入门机器学习的时候,我们往往使用的是框架自带的数据集来进行学习的,这样其实跳过了机器学习最重要的步骤,数据预处理,本文通过从原始数据(图片格式)到卷积神经网络的设计,逐步实现 MNIST 的分类
本文使用的是 Facebook 的深度学习框架 Pytorch
MNIST 数据集是机器学习界的 HelloWorld ,主要是手写字符(0-9)
数据下载:后台回复 MNIST
获取下载链接
# 导入所需要的包
import torch # 1.1.0 版本
from torchvision import datasets, transforms
from torch.utils.data import DataLoader, Dataset
import os
from PIL import Image
import numpy as np
import matplotlib.pyplot as plt
import shutil
import torch.nn as nn
import torch.nn.functional as F
import torch.optim as optim
10 个文件夹下面各有 10000 张图片,我们对原始数据集进行分配
原始数据集
将其分成训练集、测试集、验证集,各自按照类别文件夹放置。智能一点,让程序自己根据设定的比例拆分
def path_init(src_path, dst_path, rate=(0.6, 0.2, 0.2)):
"""
将原始数据按比较分配成 train validation test
:param src_path: 原始数据路径,要求格式如下
- src_path
- class_1
- class_2
...
:param dst_path: 目标路径
:param rate: 分配比例,加起来一定要等于 1
:return:
"""
# 以下几行是创建如下格式的文件夹
"""
- img_data
- train
- class_1
- class_2
...
- validation
- class_1
- class_2
...
- test
- class_1
- class_2
...
"""
try:
class_names = os.listdir(src_path) # 获取原始数据所有类别的纯文件名
dst_path = dst_path + '/' + 'MNIST100000_init'
os.mkdir(dst_path) # 创建目标文件夹
three_paths = [dst_path + '/' +
i for i in ['train', 'validation', 'test']] # 三个文件夹的路径
for three_path in three_paths:
os.mkdir(three_path)
for class_name in class_names:
os.mkdir(three_path+'/'+class_name)
# -----------------------------
dst_train = dst_path + '/' + 'train'
dst_validation = dst_path + '/' + 'validation'
dst_test = dst_path + '/' + 'test'
class_names_list = [src_path + '/' +
class_name for class_name in class_names] # 获取原始数据所有类别的路径
for class_li in class_names_list:
imgs = os.listdir(class_li) # 当前类别所有图片的文件名,不包括路径
# 得到当前类别的所有图片的路径,指定后缀
imgs_list = [class_li + '/' +
img for img in imgs if img.endswith("png")]
print(len(imgs_list))
img_num = len(imgs_list) # 当前类别的图片数量
# 三个文件夹的数量
train_num = int(rate[0]*img_num)
validation_num = int(rate[1]*img_num)
# test_num = int(rate[2]*img_num)
for img in imgs_list[0:train_num]:
# 训练集复制
src = img
dst = dst_train + '/' + \
img.split('/')[-2] + '/' + img.split('/')[-1]
# print(src, " ", dst)
shutil.copy(src=img, dst=dst)
print("训练集数量:", len(imgs_list[0:train_num]))

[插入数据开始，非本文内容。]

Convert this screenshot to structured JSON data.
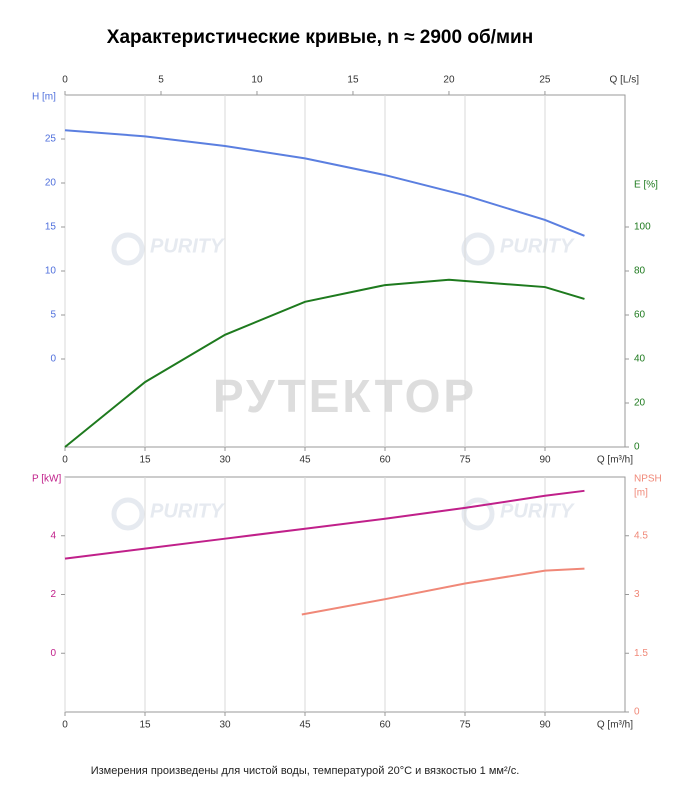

for img in imgs_list[train_num:train_num+validation_num]:
# 验证集复制
src = img
dst = dst_validation + '/' + \
img.split('/')[-2] + '/' + img.split('/')[-1]
# print(src, " ", dst)
shutil.copy(src=img, dst=dst)
print("验证集数量:", len(imgs_list[train_num:train_num+validation_num]))
for img in imgs_list[train_num + validation_num:]:
# 测试集复制
src = img
dst = dst_test + '/' + \
img.split('/')[-2] + '/' + img.split('/')[-1]
# print(src, " ", dst)
shutil.copy(src=img, dst=dst)
print("测试集数量:", len(imgs_list[train_num + validation_num:]))
except:
print("目标文件夹已经存在或原始文件夹不存在,请检查!")
# # 例程
src_path = './data/MNIST100000/'
dst_path = './data/'
path_init(src_path, dst_path, rate=(0.6, 0.2, 0.2))
制作自己的数据集类,需要继承 torch.utils.data.dataset.Dataset
并重写 __getitem__
和 __len__
方法
可以参考框架中 MNIST 数据集类的写法:https://pytorch.org/docs/stable/_modules/torchvision/datasets/mnist.html#MNIST
# 创建一个数据集类:继承 Dataset
class My_DataSet(Dataset):
def __init__(self, img_dir, transform=None):
super(My_DataSet, self).__init__()
self.img_dir = img_dir
class_dir = [self.img_dir + '/' + i for i in os.listdir(self.img_dir)] # 10 个数字的路径
img_list = []
for num in range(len(class_dir)):
img_list += [class_dir[num]+'/'+img_name for img_name in os.listdir(class_dir[num]) if img_name.endswith("png")]
self.img_list = img_list # 得到所有图片的路径
self.transform = transform
def __getitem__(self, index):
label = self.img_list[index].split("/")[-2]
img = np.array(Image.open(self.img_list[index]))
if self.transform is not None:
img = self.transform(img)
return img, int(label) # 得到的是字符串,故要进行类型转换
def __len__(self):
return len(self.img_list)
transform = transforms.Compose(
[transforms.ToTensor(),
transforms.Normalize((0.1307, ), (0.3081, ))]) # 这个归一化值是数据提供方给的
# 这里可视化就没有进行 transform 操作
for data, label in DataLoader(My_DataSet("./data/MNIST100000_init/train/"), batch_size=32, shuffle=True):
break
fig, ax = plt.subplots(4, 8, figsize=(6, 6))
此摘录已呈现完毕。